Denial of your petition or application could result in ‘instant’ deportation/removal

As of October 1, 2006, USCIS has a new policy that if your petition, application, or waiver is denied, they could also, at the same time, issue a Notice to Appear ("NTA"), placing you in deportation removal.

In the past, people have applied for a wide variety of immigration benefits, such as family or employment-based petitions, adjustment of status, removal of conditions (based on a marriage to a US citizen), fraud waivers, etc. Other people applied for benefits that they were not entitled to, such as political asylum (when they were never really persecuted in the Philippines) or CSS/LULAC amnesty (when they were not in the US continuously since January 1982). They thought, "I’ll give it a try, and if it’s denied, it’s not a big deal. I’ll wait for something else to come along."

It was often assumed that if a petition, application, or waiver was denied, USCIS would simply send out the denial and close the file, with no further steps or action being taken against the alien. In other words, while USCIS always had the authority to initiate removal proceedings against aliens, it had really not exercised that power on a regular, ongoing basis.

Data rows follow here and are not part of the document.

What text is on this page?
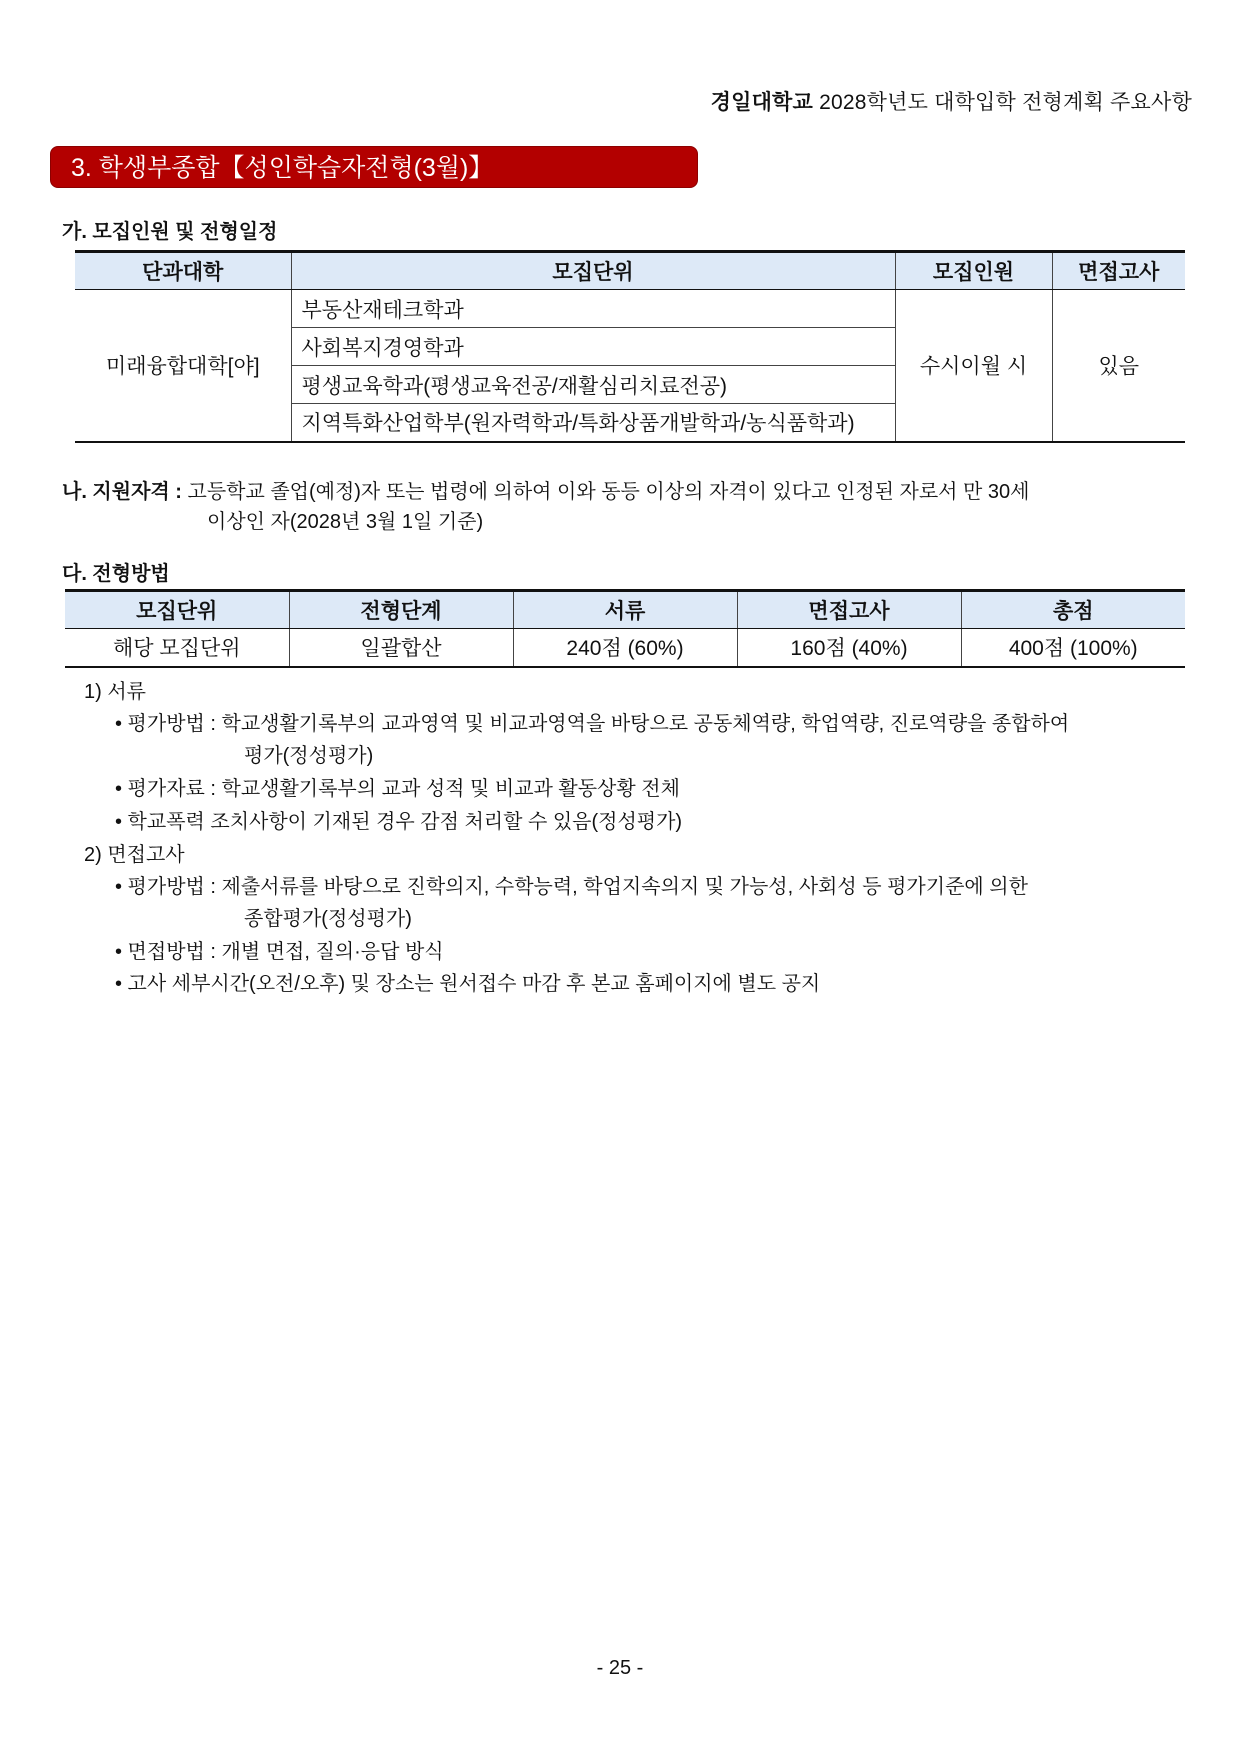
경일대학교 2028학년도 대학입학 전형계획 주요사항
3. 학생부종합【성인학습자전형(3월)】
가. 모집인원 및 전형일정
단과대학	모집단위	모집인원	면접고사
미래융합대학[야]	부동산재테크학과	수시이월 시	있음
	사회복지경영학과		
	평생교육학과(평생교육전공/재활심리치료전공)		
	지역특화산업학부(원자력학과/특화상품개발학과/농식품학과)		
나. 지원자격 : 고등학교 졸업(예정)자 또는 법령에 의하여 이와 동등 이상의 자격이 있다고 인정된 자로서 만 30세
이상인 자(2028년 3월 1일 기준)
다. 전형방법
모집단위	전형단계	서류	면접고사	총점
해당 모집단위	일괄합산	240점 (60%)	160점 (40%)	400점 (100%)
1) 서류
• 평가방법 : 학교생활기록부의 교과영역 및 비교과영역을 바탕으로 공동체역량, 학업역량, 진로역량을 종합하여
평가(정성평가)
• 평가자료 : 학교생활기록부의 교과 성적 및 비교과 활동상황 전체
• 학교폭력 조치사항이 기재된 경우 감점 처리할 수 있음(정성평가)
2) 면접고사
• 평가방법 : 제출서류를 바탕으로 진학의지, 수학능력, 학업지속의지 및 가능성, 사회성 등 평가기준에 의한
종합평가(정성평가)
• 면접방법 : 개별 면접, 질의·응답 방식
• 고사 세부시간(오전/오후) 및 장소는 원서접수 마감 후 본교 홈페이지에 별도 공지
- 25 -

However, the new USCIS policy basically instructs USCIS officers that "once the denial of the application or petition is complete (including applications for waivers for which the applicant may be eligible), USCIS may issue an NTA where the applicant or permanent resident petitioner appears to be removable . . . If an applicant is removable and there are no means of relief available (e.g., voluntary departure, reinstatement, eligibility for another status), then an NTA should normally be prepared as part of the denial." In such cases, both the denial and the NTA could be sent to the alien at the same time, or the NTA could soon follow the denial in the mail.

For example, a person may have applied for a greencard through Labor Certification, but the case is ultimately denied because the employer did not establish the "ability to pay." If that labor certification was the only way by which the alien was pursuing a greencard, the denial would make the alien "TNT," and could now subject him to possible issuance of an NTA. The same might also be true in connection with denials of extensions of visitor visas or change of status from visitor to student, or if a person’s fraud waiver is denied. Under this new policy, not only will the denial be issued, but USCIS could also place the alien in deportation/removal.

That is why it is all the more important that you seek the advice and assistance of a reputable attorney, who can analyze and evaluate your case (rather than applying on your own, or trying to handle the case or interview yourself). While having an attorney does not "guarantee" your case will be approved, I think it greatly increases the chances that a valid, legitimate case will be approved, rather than it being denied because the alien, handling the case on his own, did not properly package or present the case. With the possibility of "instant deportation" if your case is denied, you should not take chances.